= 2010 Nobel Prizes =

The 2010 Nobel Prizes were awarded by the Nobel Foundation, based in Sweden. Six categories were awarded: Physics, Chemistry, Physiology or Medicine, Literature, Peace, and Economic Sciences.

Nobel Week took place from December 6 to 12, including programming such as lectures, dialogues, and discussions.
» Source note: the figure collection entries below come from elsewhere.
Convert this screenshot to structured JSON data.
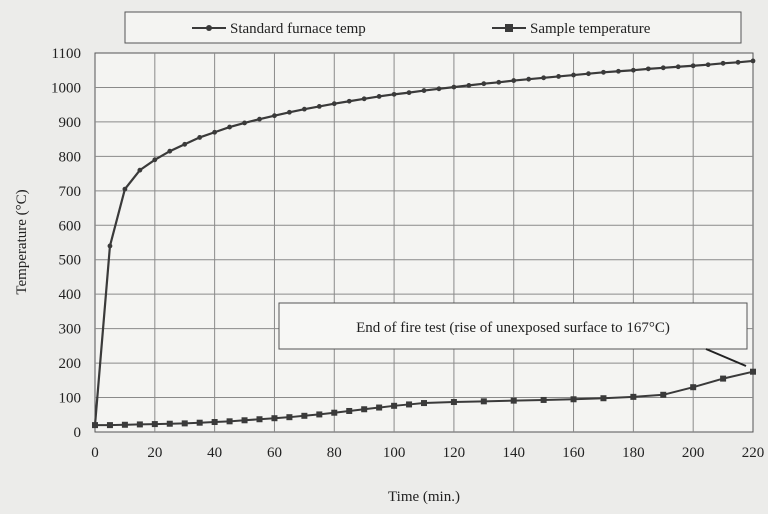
{
  "chart_data": {
    "type": "line",
    "xlabel": "Time (min.)",
    "ylabel": "Temperature (°C)",
    "xlim": [
      0,
      220
    ],
    "ylim": [
      0,
      1100
    ],
    "x_ticks": [
      0,
      20,
      40,
      60,
      80,
      100,
      120,
      140,
      160,
      180,
      200,
      220
    ],
    "y_ticks": [
      0,
      100,
      200,
      300,
      400,
      500,
      600,
      700,
      800,
      900,
      1000,
      1100
    ],
    "grid": true,
    "legend_position": "top",
    "series": [
      {
        "name": "Standard furnace temp",
        "color": "#3a3a3a",
        "marker": "dot",
        "x": [
          0,
          5,
          10,
          15,
          20,
          25,
          30,
          35,
          40,
          45,
          50,
          55,
          60,
          65,
          70,
          75,
          80,
          85,
          90,
          95,
          100,
          105,
          110,
          115,
          120,
          125,
          130,
          135,
          140,
          145,
          150,
          155,
          160,
          165,
          170,
          175,
          180,
          185,
          190,
          195,
          200,
          205,
          210,
          215,
          220
        ],
        "y": [
          20,
          540,
          705,
          760,
          790,
          815,
          835,
          855,
          870,
          885,
          897,
          908,
          918,
          928,
          937,
          945,
          953,
          960,
          967,
          974,
          980,
          985,
          991,
          996,
          1001,
          1006,
          1011,
          1015,
          1020,
          1024,
          1028,
          1032,
          1036,
          1040,
          1044,
          1047,
          1050,
          1054,
          1057,
          1060,
          1063,
          1066,
          1070,
          1073,
          1077
        ]
      },
      {
        "name": "Sample temperature",
        "color": "#3a3a3a",
        "marker": "square",
        "x": [
          0,
          5,
          10,
          15,
          20,
          25,
          30,
          35,
          40,
          45,
          50,
          55,
          60,
          65,
          70,
          75,
          80,
          85,
          90,
          95,
          100,
          105,
          110,
          120,
          130,
          140,
          150,
          160,
          170,
          180,
          190,
          200,
          210,
          220
        ],
        "y": [
          20,
          20,
          21,
          22,
          23,
          24,
          25,
          27,
          29,
          31,
          34,
          37,
          40,
          43,
          47,
          51,
          56,
          61,
          66,
          71,
          76,
          80,
          84,
          87,
          89,
          91,
          93,
          95,
          98,
          102,
          108,
          130,
          155,
          175
        ]
      }
    ],
    "annotations": [
      {
        "text": "End of fire test (rise of unexposed surface to 167°C)",
        "x": 220,
        "y": 175
      }
    ]
  }
}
The award ceremony and banquet for the Peace Prize were scheduled in Oslo on December 10, while the award ceremony and banquet for all other categories were scheduled for the same day in Stockholm.

== Prizes ==

=== Physics ===

Awardee(s)
Andre Geim (b. 1958); Russia Russian United Kingdom British; "for groundbreaking experiments regarding the two-dimensional material graphene"
Konstantin Novoselov (b. 1974)

=== Chemistry ===

Awardee(s)
Richard F. Heck (1931–2015); United States American; "for palladium-catalyzed cross couplings in organic synthesis"
Ei-ichi Negishi (1935–2021); Japan Japanese
Akira Suzuki (b. 1930)

=== Physiology or Medicine ===

Awardee(s)
|  | Sir Robert G. Edwards (1925–2013) | United Kingdom | "for the development of in vitro fertilization" |  |

=== Literature ===

| Awardee(s) |  |  |  |  |
|---|---|---|---|---|
|  | Mario Vargas Llosa (1936–2025) | Peru Spain | "for his cartography of structures of power and his trenchant images of the individual's resistance, revolt, and defeat" |  |

=== Peace ===

Awardee(s)
|  | Liu Xiaobo^{[A]} (1955–2017) | China | "for his long and non-violent struggle for fundamental human rights in China." |  |

=== Economic Sciences ===

Awardee(s)
Peter A. Diamond (b. 1940); United States; "for their analysis of markets with search frictions"
Dale T. Mortensen (1939–2014)
Christopher A. Pissarides (b. 1948); Cyprus United Kingdom

Liu Xiaobo's Prize was awarded in absentia because he was imprisoned in China.

== Controversies ==
=== Physics ===
The 2010 Nobel Prize in Physics was awarded to Andre Geim and Konstantin Novoselov of the University of Manchester "for groundbreaking experiments regarding the two-dimensional material graphene". Several problems with the factual accuracy of the supporting documents issued by the Nobel committee have been pointed out, including that they seem to wrongly attribute the discovery of graphene to Geim and Novoselov, and they did not take into account other contributions to graphene research, like those from Walter de Heer and Philip Kim.

=== Peace ===
Led by pressure from China, several countries boycotted the awards ceremony in Norway due to the Peace Prize's awarding to Liu. China also announced the inauguration of their own peace prize, the Confucius Peace Prize, to be awarded the day before the Nobel Prizes award ceremony.